Having somebody fat is healthy but not all fat is the good kind. Visceral fat can be defined as fat stored in the abdominal region, around the main organs, like the pancreas, liver and intestines. Too much visceral fat in a body can be detrimental to your health and put you at risk for a number of diseases.
Women fare somewhat better with a rate of 56 percent, however, it seems to be considered obese, with nearly 28 percent of Australians currently in this category. Over 70 percent of Australian men is thought of as overweight or obese.
What is Visceral Fat?
Visceral fat is usually remarked as “active fat” because it will actively increase the danger of significant health issues. If you have got some belly fat, that’s not necessarily visceral fat. Belly fat also can be subcutaneous fat, stored just below the skin. Subcutaneous fat, the sort of fat additionally found in the arms and legs, is easier to examine.

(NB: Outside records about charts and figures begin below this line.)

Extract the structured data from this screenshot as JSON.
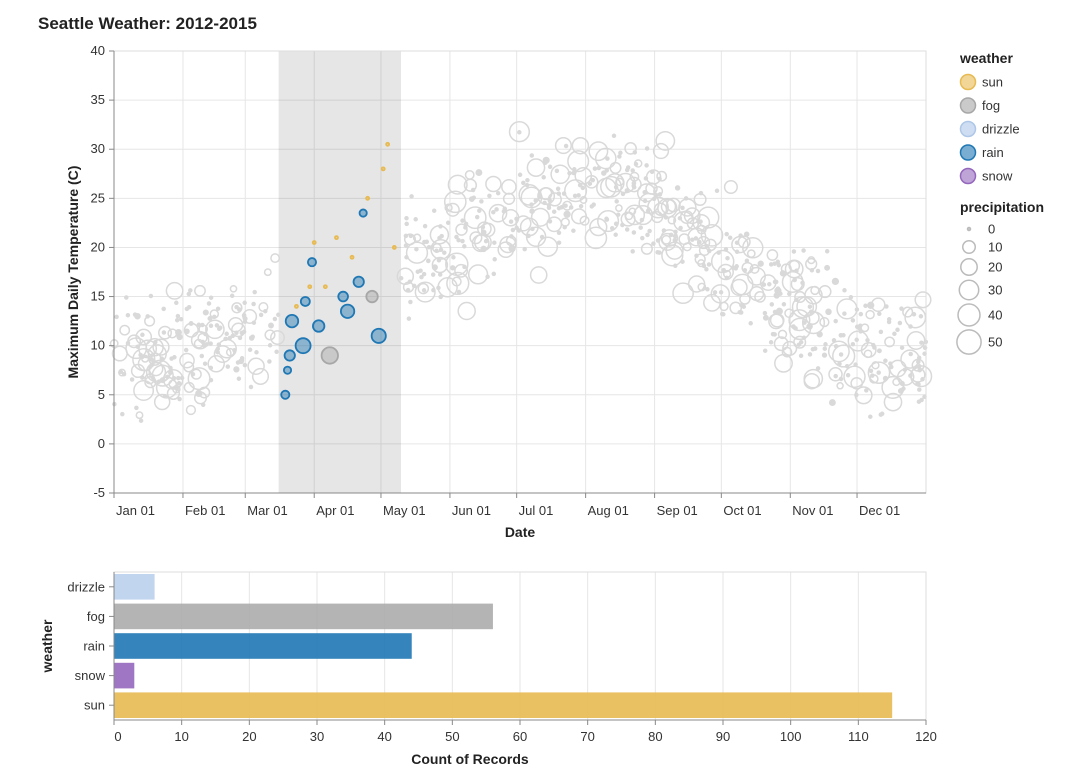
{
  "title": "Seattle Weather: 2012-2015",
  "chart_data": [
    {
      "type": "scatter",
      "xlabel": "Date",
      "ylabel": "Maximum Daily Temperature (C)",
      "ylim": [
        -5,
        40
      ],
      "yticks": [
        40,
        35,
        30,
        25,
        20,
        15,
        10,
        5,
        0,
        -5
      ],
      "xlim_day_of_year": [
        0,
        365
      ],
      "xticks": [
        {
          "label": "Jan 01",
          "day": 0
        },
        {
          "label": "Feb 01",
          "day": 31
        },
        {
          "label": "Mar 01",
          "day": 59
        },
        {
          "label": "Apr 01",
          "day": 90
        },
        {
          "label": "May 01",
          "day": 120
        },
        {
          "label": "Jun 01",
          "day": 151
        },
        {
          "label": "Jul 01",
          "day": 181
        },
        {
          "label": "Aug 01",
          "day": 212
        },
        {
          "label": "Sep 01",
          "day": 243
        },
        {
          "label": "Oct 01",
          "day": 273
        },
        {
          "label": "Nov 01",
          "day": 304
        },
        {
          "label": "Dec 01",
          "day": 334
        }
      ],
      "brush_selection_day_range": [
        74,
        129
      ],
      "unselected_color": "#d9d9d9",
      "seasonal_curve": [
        {
          "day": 0,
          "temp": 9
        },
        {
          "day": 31,
          "temp": 9.5
        },
        {
          "day": 59,
          "temp": 11.5
        },
        {
          "day": 90,
          "temp": 14
        },
        {
          "day": 120,
          "temp": 17
        },
        {
          "day": 151,
          "temp": 20
        },
        {
          "day": 181,
          "temp": 24
        },
        {
          "day": 212,
          "temp": 26.5
        },
        {
          "day": 243,
          "temp": 24.5
        },
        {
          "day": 273,
          "temp": 19
        },
        {
          "day": 304,
          "temp": 14
        },
        {
          "day": 334,
          "temp": 10
        },
        {
          "day": 365,
          "temp": 8.5
        }
      ],
      "highlighted_points": [
        {
          "day": 77,
          "temp": 5,
          "weather": "rain",
          "precipitation": 3
        },
        {
          "day": 78,
          "temp": 7.5,
          "weather": "rain",
          "precipitation": 2
        },
        {
          "day": 79,
          "temp": 9,
          "weather": "rain",
          "precipitation": 6
        },
        {
          "day": 80,
          "temp": 12.5,
          "weather": "rain",
          "precipitation": 10
        },
        {
          "day": 82,
          "temp": 14,
          "weather": "sun",
          "precipitation": 0
        },
        {
          "day": 85,
          "temp": 10,
          "weather": "rain",
          "precipitation": 16
        },
        {
          "day": 86,
          "temp": 14.5,
          "weather": "rain",
          "precipitation": 4
        },
        {
          "day": 88,
          "temp": 16,
          "weather": "sun",
          "precipitation": 0
        },
        {
          "day": 89,
          "temp": 18.5,
          "weather": "rain",
          "precipitation": 3
        },
        {
          "day": 90,
          "temp": 20.5,
          "weather": "sun",
          "precipitation": 0
        },
        {
          "day": 92,
          "temp": 12,
          "weather": "rain",
          "precipitation": 8
        },
        {
          "day": 95,
          "temp": 16,
          "weather": "sun",
          "precipitation": 0
        },
        {
          "day": 97,
          "temp": 9,
          "weather": "fog",
          "precipitation": 20
        },
        {
          "day": 100,
          "temp": 21,
          "weather": "sun",
          "precipitation": 0
        },
        {
          "day": 103,
          "temp": 15,
          "weather": "rain",
          "precipitation": 5
        },
        {
          "day": 105,
          "temp": 13.5,
          "weather": "rain",
          "precipitation": 12
        },
        {
          "day": 107,
          "temp": 19,
          "weather": "sun",
          "precipitation": 0
        },
        {
          "day": 110,
          "temp": 16.5,
          "weather": "rain",
          "precipitation": 6
        },
        {
          "day": 112,
          "temp": 23.5,
          "weather": "rain",
          "precipitation": 2
        },
        {
          "day": 114,
          "temp": 25,
          "weather": "sun",
          "precipitation": 0
        },
        {
          "day": 116,
          "temp": 15,
          "weather": "fog",
          "precipitation": 8
        },
        {
          "day": 119,
          "temp": 11,
          "weather": "rain",
          "precipitation": 14
        },
        {
          "day": 121,
          "temp": 28,
          "weather": "sun",
          "precipitation": 0
        },
        {
          "day": 123,
          "temp": 30.5,
          "weather": "sun",
          "precipitation": 0
        },
        {
          "day": 126,
          "temp": 20,
          "weather": "sun",
          "precipitation": 0
        }
      ]
    },
    {
      "type": "bar",
      "orientation": "horizontal",
      "categories": [
        "drizzle",
        "fog",
        "rain",
        "snow",
        "sun"
      ],
      "values": [
        6,
        56,
        44,
        3,
        115
      ],
      "xlabel": "Count of Records",
      "ylabel": "weather",
      "xlim": [
        0,
        120
      ],
      "xticks": [
        0,
        10,
        20,
        30,
        40,
        50,
        60,
        70,
        80,
        90,
        100,
        110,
        120
      ]
    }
  ],
  "legend": {
    "weather_title": "weather",
    "weather_items": [
      {
        "label": "sun",
        "color": "#e7ba52"
      },
      {
        "label": "fog",
        "color": "#a7a7a7"
      },
      {
        "label": "drizzle",
        "color": "#aec7e8"
      },
      {
        "label": "rain",
        "color": "#1f77b4"
      },
      {
        "label": "snow",
        "color": "#9467bd"
      }
    ],
    "precipitation_title": "precipitation",
    "precipitation_items": [
      0,
      10,
      20,
      30,
      40,
      50
    ]
  }
}
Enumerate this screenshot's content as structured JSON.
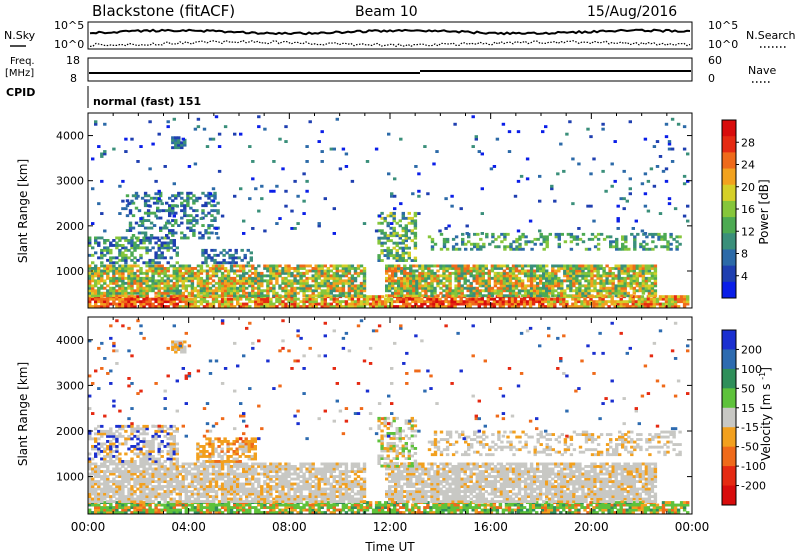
{
  "header": {
    "station": "Blackstone (fitACF)",
    "beam": "Beam 10",
    "date": "15/Aug/2016"
  },
  "top_panel": {
    "left_label": "N.Sky",
    "right_label": "N.Search",
    "ticks_left": [
      "10^5",
      "10^0"
    ],
    "ticks_right": [
      "10^5",
      "10^0"
    ]
  },
  "freq_panel": {
    "left_label_1": "Freq.",
    "left_label_2": "[MHz]",
    "right_label": "Nave",
    "ticks_left": [
      "18",
      "8"
    ],
    "ticks_right": [
      "60",
      "0"
    ]
  },
  "cpid_panel": {
    "label": "CPID",
    "value": "normal (fast) 151"
  },
  "chart_data": [
    {
      "type": "heatmap",
      "title": "",
      "xlabel": "",
      "ylabel": "Slant Range [km]",
      "yticks": [
        "1000",
        "2000",
        "3000",
        "4000"
      ],
      "ylim": [
        180,
        4500
      ],
      "colorbar_label": "Power [dB]",
      "colorbar_ticks": [
        "4",
        "8",
        "12",
        "16",
        "20",
        "24",
        "28"
      ],
      "colorbar_colors": [
        "#0a1ee8",
        "#1f3fb0",
        "#2c6aa8",
        "#3a8f7a",
        "#4caa52",
        "#86c63b",
        "#d5cf28",
        "#f2a21e",
        "#ef6a1a",
        "#e52a12",
        "#d80c0c"
      ]
    },
    {
      "type": "heatmap",
      "title": "",
      "xlabel": "Time UT",
      "ylabel": "Slant Range [km]",
      "xticks": [
        "00:00",
        "04:00",
        "08:00",
        "12:00",
        "16:00",
        "20:00",
        "00:00"
      ],
      "yticks": [
        "1000",
        "2000",
        "3000",
        "4000"
      ],
      "ylim": [
        180,
        4500
      ],
      "colorbar_label": "Velocity [m s^-1]",
      "colorbar_ticks": [
        "200",
        "100",
        "50",
        "15",
        "-15",
        "-50",
        "-100",
        "-200"
      ],
      "colorbar_colors": [
        "#1a2fd0",
        "#2d6bb0",
        "#2f8f5a",
        "#5ec23b",
        "#c8c8c4",
        "#f2a01e",
        "#ef6a1a",
        "#e52a12",
        "#d80c0c"
      ]
    }
  ]
}
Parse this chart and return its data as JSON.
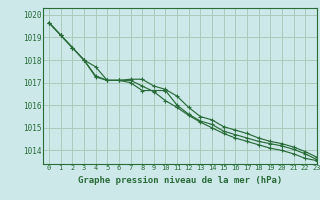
{
  "title": "Graphe pression niveau de la mer (hPa)",
  "bg_color": "#cce8e8",
  "grid_color": "#aaccbb",
  "line_color": "#2a6b3a",
  "xlim": [
    -0.5,
    23
  ],
  "ylim": [
    1013.4,
    1020.3
  ],
  "yticks": [
    1014,
    1015,
    1016,
    1017,
    1018,
    1019,
    1020
  ],
  "xticks": [
    0,
    1,
    2,
    3,
    4,
    5,
    6,
    7,
    8,
    9,
    10,
    11,
    12,
    13,
    14,
    15,
    16,
    17,
    18,
    19,
    20,
    21,
    22,
    23
  ],
  "series": [
    [
      1019.65,
      1019.1,
      1018.55,
      1018.0,
      1017.25,
      1017.1,
      1017.1,
      1017.1,
      1016.85,
      1016.6,
      1016.2,
      1015.9,
      1015.55,
      1015.25,
      1015.0,
      1014.75,
      1014.55,
      1014.4,
      1014.25,
      1014.1,
      1014.0,
      1013.85,
      1013.65,
      1013.55
    ],
    [
      1019.65,
      1019.1,
      1018.55,
      1018.0,
      1017.7,
      1017.1,
      1017.1,
      1017.0,
      1016.65,
      1016.65,
      1016.65,
      1016.0,
      1015.6,
      1015.3,
      1015.15,
      1014.85,
      1014.7,
      1014.55,
      1014.4,
      1014.3,
      1014.2,
      1014.05,
      1013.85,
      1013.6
    ],
    [
      1019.65,
      1019.1,
      1018.55,
      1018.0,
      1017.3,
      1017.1,
      1017.1,
      1017.15,
      1017.15,
      1016.85,
      1016.7,
      1016.4,
      1015.9,
      1015.5,
      1015.35,
      1015.05,
      1014.9,
      1014.75,
      1014.55,
      1014.4,
      1014.3,
      1014.15,
      1013.95,
      1013.7
    ]
  ]
}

Visceral fat is actually within the abdominal cavity and isn’t simply seen. Visceral fat isn’t visible, therefore we don’t invariably understand it’s there, making it that much more dangerous. Luckily, it’s sometimes preventable. Maintaining a healthy, active, low-stress lifestyle will prevent visceral fat from building up in excess in the cavity. In light of the above, visceral fat measurement and reduction is of utmost importance for your health.
How to Measure Visceral Fat
There are three different ways to measure the amount of visceral fat in your body. These include:
1 . Waist circumference: You can do this measurement yourself by circling a tape measure around the top of your hip bone.
2 . Body shape: Your body shape determines how much fat is stored in it. While pear body shapes (big hips, slim shoulders and arms) have their weight stored in the lower body (such as the thighs and hips), apple body shapes (top-heavy) tend to have their fat stored in the upper body parts (such as chest and belly)
3 . Waist-to-hip ratio: This measurement divides the circumference of your waist with that of your hips. Men should ideally have a WHR below 1 while women’s WHR should be less than 0.8.
Visceral Fat Reduction
Fortunately, visceral fat is incredibly receptive to diet, exercise, and lifestyle changes. With every pound you lose, you lose a bit of visceral fat. Here are some key ways you can reduce the visceral fat in your body:
- Lean and clean protein: You can beat hunger and reduce your insulin spikes by eating the right kind of protein. This would mean avoiding greasy foods and increasing your intake of lean meat such as turkey and chicken.
- Hydrate: Being well-hydrated ensures your organs work smoothly. This is why you can only reduce visceral fat if you drink enough water every day.
- Lose the alcohol: Alcohol actually makes you gain weight around your middle body parts. It’s easy to take in loads of calories in the form of beer and cocktails. Extra alcohol places strain on your liver, which is already working to break down visceral fat acids which are usually toxic. Give your liver a break.
- Stop smoking: Cigarettes take a toll on your body. Smoking leads to increased storage of visceral fat. If you cut down the number of cigarettes you smoke in a week, your body will thank you. Although you might gain some weight as soon as you stop smoking, it won’t last long. Also, quitting smoking has other benefits for your health!
- Move it: Exercise is essential when it comes to a weight loss of any kind. Dieting will only help you lose white fat so you need to make other efforts for visceral fat reduction. To guarantee visceral fat loss, combine a healthy diet with a good fitness routine. They are both essential for hormone regulation. High-intensity resistance training is perhaps the best for visceral fat loss.
If you follow all of the above, you are bound to lose your visceral fat in the long run. Getting enough sleep and taking care of your mood can also help reduce visceral fat.